Mitral Valve Replacement
The contribution of the mitral apparatus to overall left ventricular function is now well appreciated.7 A mechanical advantage is afforded the left ventricle by the connection of its apex (via the papillary muscles) to the mitral annulus through the chordae tendineae; elimination of this connection by removal of the entire mitral apparatus leads to loss of left ventricular function. Convincing data have demonstrated that preservation of at least some of the chordae tendineae at the time of mitral valve replacement results in better long-term left ventricular function than mitral valve replacement with chordal separation. Therefore, if mitral valve replacement is required, efforts should be made to preserve the posterior and, in some cases, anterior leaflets of the native mitral valve.

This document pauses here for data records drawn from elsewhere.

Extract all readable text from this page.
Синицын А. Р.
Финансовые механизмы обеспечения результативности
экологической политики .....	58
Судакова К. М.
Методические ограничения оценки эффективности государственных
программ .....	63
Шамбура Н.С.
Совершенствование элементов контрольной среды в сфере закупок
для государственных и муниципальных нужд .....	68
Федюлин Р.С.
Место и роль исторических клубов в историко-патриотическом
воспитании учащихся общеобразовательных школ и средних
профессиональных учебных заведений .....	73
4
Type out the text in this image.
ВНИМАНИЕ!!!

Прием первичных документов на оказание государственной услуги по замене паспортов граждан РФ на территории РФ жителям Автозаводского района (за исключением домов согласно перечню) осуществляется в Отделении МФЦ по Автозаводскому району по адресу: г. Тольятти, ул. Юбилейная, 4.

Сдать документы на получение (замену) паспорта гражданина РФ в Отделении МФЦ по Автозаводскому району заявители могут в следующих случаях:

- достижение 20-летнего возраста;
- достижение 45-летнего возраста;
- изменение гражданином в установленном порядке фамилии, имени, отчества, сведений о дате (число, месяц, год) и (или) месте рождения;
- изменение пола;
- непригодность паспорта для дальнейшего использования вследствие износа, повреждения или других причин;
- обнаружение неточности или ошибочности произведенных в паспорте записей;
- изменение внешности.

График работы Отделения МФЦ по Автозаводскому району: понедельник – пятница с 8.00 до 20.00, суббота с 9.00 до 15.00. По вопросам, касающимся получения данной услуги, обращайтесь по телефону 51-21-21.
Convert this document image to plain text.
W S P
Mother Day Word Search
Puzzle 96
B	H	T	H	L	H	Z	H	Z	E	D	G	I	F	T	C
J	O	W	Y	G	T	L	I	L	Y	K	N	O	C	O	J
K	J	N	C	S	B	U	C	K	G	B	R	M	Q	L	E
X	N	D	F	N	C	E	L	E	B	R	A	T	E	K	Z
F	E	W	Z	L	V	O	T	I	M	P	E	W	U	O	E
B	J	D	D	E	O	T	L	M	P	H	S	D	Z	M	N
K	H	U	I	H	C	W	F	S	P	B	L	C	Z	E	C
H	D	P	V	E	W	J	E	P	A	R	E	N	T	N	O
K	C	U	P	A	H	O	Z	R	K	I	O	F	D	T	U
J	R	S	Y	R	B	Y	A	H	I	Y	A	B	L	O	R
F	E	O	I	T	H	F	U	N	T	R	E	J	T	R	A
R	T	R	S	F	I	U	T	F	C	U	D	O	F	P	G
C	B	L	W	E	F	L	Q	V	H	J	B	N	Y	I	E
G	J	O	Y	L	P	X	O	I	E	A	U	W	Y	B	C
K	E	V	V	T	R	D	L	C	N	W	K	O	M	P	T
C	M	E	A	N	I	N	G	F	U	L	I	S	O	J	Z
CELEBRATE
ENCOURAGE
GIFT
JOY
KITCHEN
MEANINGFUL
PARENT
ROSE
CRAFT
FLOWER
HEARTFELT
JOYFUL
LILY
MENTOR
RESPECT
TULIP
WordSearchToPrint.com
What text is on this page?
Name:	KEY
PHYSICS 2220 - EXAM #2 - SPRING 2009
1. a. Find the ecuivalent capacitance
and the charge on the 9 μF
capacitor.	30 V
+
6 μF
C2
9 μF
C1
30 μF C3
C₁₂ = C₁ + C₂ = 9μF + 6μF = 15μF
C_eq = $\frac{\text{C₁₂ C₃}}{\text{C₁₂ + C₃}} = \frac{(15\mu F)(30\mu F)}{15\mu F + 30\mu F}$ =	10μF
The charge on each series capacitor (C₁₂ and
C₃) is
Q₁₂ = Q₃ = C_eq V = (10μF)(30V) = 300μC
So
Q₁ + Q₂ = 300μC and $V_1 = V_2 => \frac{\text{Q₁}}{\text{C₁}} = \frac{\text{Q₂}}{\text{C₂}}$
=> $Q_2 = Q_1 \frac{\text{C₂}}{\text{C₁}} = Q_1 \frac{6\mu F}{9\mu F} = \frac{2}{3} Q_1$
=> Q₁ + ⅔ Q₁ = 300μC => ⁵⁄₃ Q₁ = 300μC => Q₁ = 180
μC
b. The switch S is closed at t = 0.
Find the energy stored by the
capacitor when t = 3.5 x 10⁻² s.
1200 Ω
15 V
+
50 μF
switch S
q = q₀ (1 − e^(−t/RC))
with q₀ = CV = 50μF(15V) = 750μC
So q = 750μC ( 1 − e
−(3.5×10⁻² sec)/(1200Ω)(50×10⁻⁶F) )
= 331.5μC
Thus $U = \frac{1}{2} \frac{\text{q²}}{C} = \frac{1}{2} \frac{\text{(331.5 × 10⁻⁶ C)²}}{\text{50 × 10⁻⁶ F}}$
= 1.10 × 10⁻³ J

The operative mortality rate associated with mitral valve replacement for mitral stenosis is 2% to 10%.8 Operative mortality is increased with advanced age and the presence of coronary disease. Pulmonary hypertension typically resolves after valve replacement, but several weeks or months may be required. The 5-year survival rate after replacement is 70% to 90%.6,9
Mitral Regurgitation
Pathophysiology
The compensatory mechanism whereby the left ventricle adapts to maintain an adequate systemic blood flow (forward cardiac output) is volume overload; it must pump the combined volume of systemic and regurgitant flows (Fig. 61-2). Volume overload leads to cardiac dilation as well as left ventricular hypertrophy. Because the left ventricle ejects into the reduced resistance of the left atrium, parameters of systolic function (ejection fraction) are increased in mitral regurgitation. As with aortic insufficiency, however, the left ventricle ultimately fails with chronic volume overload. Normal parameters of systolic function indicate significant contractile dysfunction of the left ventricle. An ejection fraction less than 40% in the setting of mitral regurgitation indicates significant left ventricular contractile dysfunction.